Thu, Sep 14, 2006 - Page 7 News List

Major powers unable to reach consensus on Iran


Divisions between world powers on how to crack down on Iran's atomic program were visible at a UN nuclear agency meeting as they failed to issue a joint statement.

"The United States was too tough," a Western diplomat told reporters.

The divisions came as the EU was set yesterday to tell Tehran it has an international obligation to suspend uranium enrichment.

Britain, China, France, Germany, Russia and the US have offered Iran talks on trade and other benefits if Tehran will first suspend enrichment.

The US, which charges that Iran is hiding secret work to make nuclear weapons, is pushing for UN sanctions.

But top Iranian nuclear negotiator Ali Larijani offered over the weekend to consider a temporary halt in uranium enrichment, in talks with EU foreign policy chief Javier Solana in Vienna. Larijani are scheduled to hold more talks today.

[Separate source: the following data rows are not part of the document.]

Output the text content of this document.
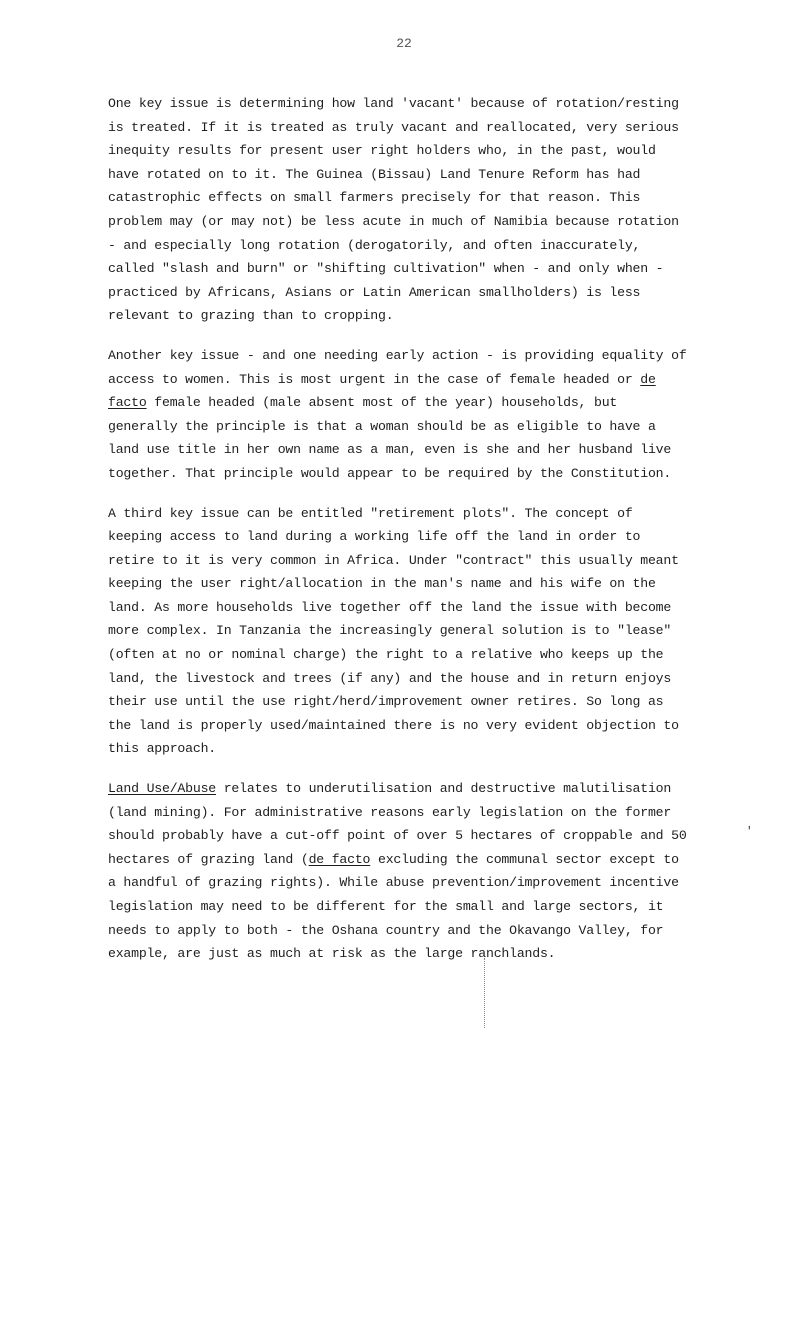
22

One key issue is determining how land 'vacant' because of rotation/resting
is treated. If it is treated as truly vacant and reallocated, very serious
inequity results for present user right holders who, in the past, would
have rotated on to it. The Guinea (Bissau) Land Tenure Reform has had
catastrophic effects on small farmers precisely for that reason. This
problem may (or may not) be less acute in much of Namibia because rotation
- and especially long rotation (derogatorily, and often inaccurately,
called "slash and burn" or "shifting cultivation" when - and only when -
practiced by Africans, Asians or Latin American smallholders) is less
relevant to grazing than to cropping.

Another key issue - and one needing early action - is providing equality of
access to women. This is most urgent in the case of female headed or de
facto female headed (male absent most of the year) households, but
generally the principle is that a woman should be as eligible to have a
land use title in her own name as a man, even is she and her husband live
together. That principle would appear to be required by the Constitution.

A third key issue can be entitled "retirement plots". The concept of
keeping access to land during a working life off the land in order to
retire to it is very common in Africa. Under "contract" this usually meant
keeping the user right/allocation in the man's name and his wife on the
land. As more households live together off the land the issue with become
more complex. In Tanzania the increasingly general solution is to "lease"
(often at no or nominal charge) the right to a relative who keeps up the
land, the livestock and trees (if any) and the house and in return enjoys
their use until the use right/herd/improvement owner retires. So long as
the land is properly used/maintained there is no very evident objection to
this approach.

Land Use/Abuse relates to underutilisation and destructive malutilisation
(land mining). For administrative reasons early legislation on the former
should probably have a cut-off point of over 5 hectares of croppable and 50
hectares of grazing land (de facto excluding the communal sector except to
a handful of grazing rights). While abuse prevention/improvement incentive
legislation may need to be different for the small and large sectors, it
needs to apply to both - the Oshana country and the Okavango Valley, for
example, are just as much at risk as the large ranchlands.

'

The US State Department on Tuesday denied the reports of the Iranian offer.

"To the best of my knowledge, there's been no Iranian proposal [and] there's been no change in the Iranian position," said Tom Casey, a State Department spokesman.

The Western diplomat told reporters that Russia and China want to see how the Larijani-Solana talks play out.

"This is what Iran wants with its tactics; to divide the international community," the diplomat said.

Kremlin foreign policy aide Sergei Prikhodko said there was no hurry to decide.

But US ambassador to the IAEA, Gregory Schulte told reporters the six world powers were united.

The six all "want to see a full and verified suspension and that means that we would expect all the enrichment activities to be suspended. And we would want to have the IAEA verify that the suspension is in fact taking place," Schulte said.

He said the six were very clear on this and that if Iran does not suspend, "the Security Council has already made it clear its intention to move forward with sanctions."